Local Leak Testing
These studies are reviews to optimize a site’s local leakage rate testing program. The resources required for Type B and C testing can be minimized while at the same time retaining a safe and effective program in full compliance with all applicable regulations.
This is achieved by:
Reducing the number of Type B or C tests.
Taking credit for water filled systems, water sealed systems and closed loops can greatly reduce the number of type B and C tests required to be performed.
Reduction in the number of As-Found tests required.
Getting maximum advantage out of increased test intervals requires the proper definition of repairs and adjustments as well as maintenance/testing schedule coordination.
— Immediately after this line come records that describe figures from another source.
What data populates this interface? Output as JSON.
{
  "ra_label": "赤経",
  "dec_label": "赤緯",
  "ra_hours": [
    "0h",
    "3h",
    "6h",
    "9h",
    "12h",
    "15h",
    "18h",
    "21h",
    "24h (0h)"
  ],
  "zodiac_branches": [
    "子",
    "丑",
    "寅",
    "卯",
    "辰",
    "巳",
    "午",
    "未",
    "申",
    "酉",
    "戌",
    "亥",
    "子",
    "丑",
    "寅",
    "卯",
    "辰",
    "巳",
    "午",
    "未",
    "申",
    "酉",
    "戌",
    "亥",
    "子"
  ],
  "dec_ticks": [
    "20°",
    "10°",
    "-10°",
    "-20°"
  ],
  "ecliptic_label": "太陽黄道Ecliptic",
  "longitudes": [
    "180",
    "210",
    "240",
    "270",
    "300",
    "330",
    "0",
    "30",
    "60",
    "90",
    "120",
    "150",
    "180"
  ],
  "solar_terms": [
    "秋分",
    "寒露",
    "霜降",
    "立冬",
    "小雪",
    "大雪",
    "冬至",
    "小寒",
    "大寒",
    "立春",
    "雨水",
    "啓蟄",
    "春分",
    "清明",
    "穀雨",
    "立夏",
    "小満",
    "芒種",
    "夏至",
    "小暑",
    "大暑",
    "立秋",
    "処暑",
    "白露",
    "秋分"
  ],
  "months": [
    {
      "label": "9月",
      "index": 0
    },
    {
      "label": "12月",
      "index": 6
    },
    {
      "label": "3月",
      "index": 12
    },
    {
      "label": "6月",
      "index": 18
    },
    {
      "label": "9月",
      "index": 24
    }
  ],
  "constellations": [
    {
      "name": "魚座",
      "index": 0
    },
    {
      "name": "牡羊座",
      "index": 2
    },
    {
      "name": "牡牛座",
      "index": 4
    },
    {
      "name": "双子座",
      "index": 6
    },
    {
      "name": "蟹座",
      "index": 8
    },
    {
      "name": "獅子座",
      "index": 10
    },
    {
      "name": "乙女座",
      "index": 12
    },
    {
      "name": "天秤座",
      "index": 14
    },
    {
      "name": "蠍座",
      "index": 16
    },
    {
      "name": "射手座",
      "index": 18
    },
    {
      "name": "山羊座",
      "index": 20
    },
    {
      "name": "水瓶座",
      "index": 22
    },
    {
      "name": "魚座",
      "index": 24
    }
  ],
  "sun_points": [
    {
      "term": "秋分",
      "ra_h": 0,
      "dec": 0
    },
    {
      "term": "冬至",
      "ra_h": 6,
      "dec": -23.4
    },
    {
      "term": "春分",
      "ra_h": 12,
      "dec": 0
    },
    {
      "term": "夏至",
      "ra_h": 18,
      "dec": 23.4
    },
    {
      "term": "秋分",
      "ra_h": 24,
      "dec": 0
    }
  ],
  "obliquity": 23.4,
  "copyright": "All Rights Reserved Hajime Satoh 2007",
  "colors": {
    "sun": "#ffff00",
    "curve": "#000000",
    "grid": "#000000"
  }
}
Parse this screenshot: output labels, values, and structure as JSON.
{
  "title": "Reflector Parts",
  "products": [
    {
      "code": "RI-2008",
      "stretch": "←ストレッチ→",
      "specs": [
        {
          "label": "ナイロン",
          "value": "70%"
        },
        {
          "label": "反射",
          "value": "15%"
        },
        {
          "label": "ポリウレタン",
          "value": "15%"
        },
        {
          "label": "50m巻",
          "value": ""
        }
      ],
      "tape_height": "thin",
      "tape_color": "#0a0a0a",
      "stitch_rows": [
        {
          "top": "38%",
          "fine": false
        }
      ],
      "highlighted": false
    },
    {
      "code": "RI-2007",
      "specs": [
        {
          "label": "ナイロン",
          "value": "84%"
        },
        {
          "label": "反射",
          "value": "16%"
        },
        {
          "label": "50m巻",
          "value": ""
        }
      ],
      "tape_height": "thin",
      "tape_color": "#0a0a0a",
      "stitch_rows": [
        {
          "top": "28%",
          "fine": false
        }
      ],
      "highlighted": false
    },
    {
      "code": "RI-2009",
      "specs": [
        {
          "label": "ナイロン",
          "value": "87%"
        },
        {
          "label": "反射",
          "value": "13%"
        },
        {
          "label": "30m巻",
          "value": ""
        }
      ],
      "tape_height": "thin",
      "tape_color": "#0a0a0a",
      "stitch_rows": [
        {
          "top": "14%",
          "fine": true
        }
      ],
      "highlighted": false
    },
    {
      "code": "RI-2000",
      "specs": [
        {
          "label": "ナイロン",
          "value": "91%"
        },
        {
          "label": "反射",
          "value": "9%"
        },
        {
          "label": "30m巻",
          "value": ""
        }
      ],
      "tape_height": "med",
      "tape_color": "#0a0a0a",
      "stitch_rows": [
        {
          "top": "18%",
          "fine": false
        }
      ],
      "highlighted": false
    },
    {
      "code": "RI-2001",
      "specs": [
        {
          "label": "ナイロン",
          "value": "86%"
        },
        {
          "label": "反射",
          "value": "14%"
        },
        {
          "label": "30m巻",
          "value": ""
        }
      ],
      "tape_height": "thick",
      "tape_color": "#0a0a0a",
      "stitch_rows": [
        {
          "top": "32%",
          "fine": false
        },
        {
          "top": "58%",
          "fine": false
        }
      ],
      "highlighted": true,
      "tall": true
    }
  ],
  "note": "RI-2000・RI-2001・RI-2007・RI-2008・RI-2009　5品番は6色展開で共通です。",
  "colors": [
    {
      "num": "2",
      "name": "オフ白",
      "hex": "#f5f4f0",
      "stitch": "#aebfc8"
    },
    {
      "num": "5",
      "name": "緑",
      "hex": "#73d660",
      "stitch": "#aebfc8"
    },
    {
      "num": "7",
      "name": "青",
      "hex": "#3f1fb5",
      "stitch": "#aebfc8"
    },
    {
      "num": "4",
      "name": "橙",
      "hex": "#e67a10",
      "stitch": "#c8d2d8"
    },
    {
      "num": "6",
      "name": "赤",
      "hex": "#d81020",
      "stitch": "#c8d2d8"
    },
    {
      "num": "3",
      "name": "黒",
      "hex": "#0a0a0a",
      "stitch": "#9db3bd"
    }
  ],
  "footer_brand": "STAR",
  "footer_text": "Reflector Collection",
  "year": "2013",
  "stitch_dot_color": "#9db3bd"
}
Optimization of administrative limits and total allowable leakage rate.
The values chosen for administrative limits as well as the methodology for the conversion between units of %/day to slpm or scfh may both be optimized.
Use of equivalent flow rate conversions between water and air.
The use of conversions from air to water is currently allowed and can reduce some high-pressure water testing. The conversions from water to air is allowed in the new revision of ANS 56.8 and allows for on-line quantification of Appendix J leakage rates where no Type C testing is possible.
Increasing the intervals between Type B and C tests.
Option B to Appendix J as well as the most recent revisions to NEI 94-01 allow for significant extensions in Type B and C test intervals.
Minimizing time and labor needed for individual tests.
Reductions may be achieved by examining testing methodology such as the venting and draining practices and valve line-ups.
Increased on-line testing.
Moving some carefully chosen Type B and C tests from the outage to on-line testing can reduce outage workload and time.